I refuse to give up on Jane Campion. In terms of setting a visual mood, she remains one of the top-notch directors out there, even if her choices in material have been funky for about a decade now. Exhibit A would be In the Cut, roundly described as terrible — an erotic thriller without eroticism or thrills — a charge I find difficult to dispute, except that I don’t really think an erotic thriller is what Campion had in mind.
Working from the dry-ice 1995 novel by Susanna Moore (who co-scripted with the director), Campion approaches the basic narrative thread — woman gets in touch with her nasty side by carrying on a torrid affair with a man who might be a murderer — as a jittery, stylistically dodgy meditation on desire and self-destruction. Woe to anyone who rents In the Cut hoping for something suspenseful or arousing.
A look at Moore’s novel — which can probably be read in about the time it takes to watch the film — reveals a not very different game plan. The unnamed narrator, a professor of English, obsesses about words and slang, and couches her experiences in spare, standoffish prose that, after a while, clues you in on how much she’s feeling but not expressing. Campion nails the tone of the book exactly once, when the movie’s protagonist, here named Frannie Avery (Meg Ryan), discovers a body part in a sink; the sense of floating detachment rolling slowly into horror is what separates an artist from a garden-variety purveyor of cheap shocks.
Meg Ryan isn’t really in this movie — at least not the Meg Ryan we’ve come to be familiar (and bored) with, the cuddly Meg of romantic comedies, although she has been bedraggled and not-nice in such films as When a Man Loves a Woman and Hurlyburly. Campion and cinematographer Dion Beebe shoot Ryan unflatteringly whenever possible, bringing out the hollows under her eyes and emphasizing that weird glazed look she gets when she’s trying to convey deep thought. Like all the Campion actresses before her — Holly Hunter, Kate Winslet, Nicole Kidman — Ryan gives an almost entirely physical performance; Campion likes her actresses consciously inexpressive, so that she can work with their bodies and the way shadows play across their faces.
Similarly, Mark Ruffalo fills the Harvey Keitel role of the powerful and possibly dangerous man who leads the heroine further into herself than she would otherwise have gone. As the crude detective Malloy, who prides himself on “being whatever you want me to be” in bed, Ruffalo strikes an effective balance of machismo and tenderness. Like other sexual knights in Campion’s work, Malloy knows exactly what Frannie needs, and Frannie gratefully plays right along with him. The fact that he might be the killer who’s been going around “disarticulating” local women only adds to Frannie’s playing-with-fire pleasure. Campion works hard to steam up their encounters, but the scenes have a queasy, doom-laden undercurrent that cuts off arousal; we are distanced and watching two people in the throes of their own private bad obsessions.

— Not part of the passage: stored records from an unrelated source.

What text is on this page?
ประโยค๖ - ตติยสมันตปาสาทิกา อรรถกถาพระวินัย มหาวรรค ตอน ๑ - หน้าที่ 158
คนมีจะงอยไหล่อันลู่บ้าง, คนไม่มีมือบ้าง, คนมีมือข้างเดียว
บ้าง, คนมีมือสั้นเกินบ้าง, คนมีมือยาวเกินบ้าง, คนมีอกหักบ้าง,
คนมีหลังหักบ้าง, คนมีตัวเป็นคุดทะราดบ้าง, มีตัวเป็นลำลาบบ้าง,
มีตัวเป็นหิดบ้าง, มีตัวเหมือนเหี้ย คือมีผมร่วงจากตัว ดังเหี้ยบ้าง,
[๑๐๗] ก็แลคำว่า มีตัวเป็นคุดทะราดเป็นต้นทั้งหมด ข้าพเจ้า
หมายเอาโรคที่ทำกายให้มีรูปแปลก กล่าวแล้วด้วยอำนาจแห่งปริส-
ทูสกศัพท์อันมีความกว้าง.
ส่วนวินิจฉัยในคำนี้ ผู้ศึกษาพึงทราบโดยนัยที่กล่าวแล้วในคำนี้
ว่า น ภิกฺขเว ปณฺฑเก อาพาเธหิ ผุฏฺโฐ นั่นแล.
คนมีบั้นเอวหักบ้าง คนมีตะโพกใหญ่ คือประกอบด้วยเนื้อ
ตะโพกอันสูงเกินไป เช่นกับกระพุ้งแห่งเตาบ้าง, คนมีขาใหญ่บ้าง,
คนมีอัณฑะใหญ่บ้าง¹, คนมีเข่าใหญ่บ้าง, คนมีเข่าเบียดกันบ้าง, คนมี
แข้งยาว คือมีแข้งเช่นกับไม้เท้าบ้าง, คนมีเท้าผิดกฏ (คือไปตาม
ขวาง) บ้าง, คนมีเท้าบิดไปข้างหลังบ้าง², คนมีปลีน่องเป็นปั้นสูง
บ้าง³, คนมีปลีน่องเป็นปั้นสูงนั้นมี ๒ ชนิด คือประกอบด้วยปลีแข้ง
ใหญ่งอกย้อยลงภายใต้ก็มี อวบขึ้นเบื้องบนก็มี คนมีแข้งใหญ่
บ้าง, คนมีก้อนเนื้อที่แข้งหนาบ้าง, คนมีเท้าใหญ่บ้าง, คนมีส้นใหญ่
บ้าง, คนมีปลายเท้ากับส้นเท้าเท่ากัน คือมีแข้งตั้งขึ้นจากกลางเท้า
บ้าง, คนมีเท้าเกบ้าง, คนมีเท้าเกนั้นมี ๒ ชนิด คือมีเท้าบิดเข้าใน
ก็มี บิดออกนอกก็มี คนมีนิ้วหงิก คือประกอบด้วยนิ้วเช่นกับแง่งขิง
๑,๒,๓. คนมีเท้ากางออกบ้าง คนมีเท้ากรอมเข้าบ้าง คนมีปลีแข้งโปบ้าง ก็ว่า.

The actual plot motor is sort of goofy on the face of it, as it was in Moore’s novel; but, of course, neither Moore nor Campion is interested in the “story” so much as the tangled emotions that arise from it. Frannie has seen (explicitly, in the unrated version of the film) a man in shadows getting orally pleasured by a woman who later turns up “disarticulated”; the man has a tattoo on his wrist, and so does Malloy. We’re given other red herrings, including Frannie’s student Cornelius (Sharrieff Pugh), a large black guy obsessed with John Wayne Gacy, and Frannie’s neurotic ex-lover John (an uncredited Kevin Bacon), who putters around with his ugly little dog and stalks her (and when he gets her attention, all he does is whine about how he’s thinking about going on antidepressants). We also get, for no apparent reason, some flashbacks/nightmares about how Frannie’s dad proposed to her mom while ice-skating (complete with the Freudian visual of Dad’s ice-skates cleaving off Mom’s feet); and Frannie has been given a half-sister, Pauline (Jennifer Jason Leigh), who serves little function other than bemoaning the lack of decent men while still sleeping with bastards. Meg and Jennifer: the masochism twins.
In the Cut was never going to be a mainstream hit (and decidedly wasn’t), so I have to wonder why Campion and/or Moore altered the ending of the book, which panned out pretty much the same as the movie does, only without the redemptive gunshot and final reunion. (The book ends with the narrator hoping she bleeds to death before her killer returns to disarticulate her.) The movie’s finale makes it seem like just another conventional Skinemax thriller (though Campion, true to her calling as a stubborn artist, mutes the redemptive act of violence). I came away from In the Cut feeling the same way I did after all of Campion’s other films: not quite sure what I had seen or whether I “liked” it, but certain that I’d seen something quite out of the ordinary. Should a movie be penalized for failing to be something it never tried or aspired to be? Perhaps the marketing is to blame, or the hype surrounding Meg Ryan’s nudity. Once again, Campion has given us a work that is its own willful beast, unshackled by genre (except for the sell-out ending). I can’t really argue with those who didn’t like it. I can’t say I “liked” it either. But I’m still not giving up on Campion.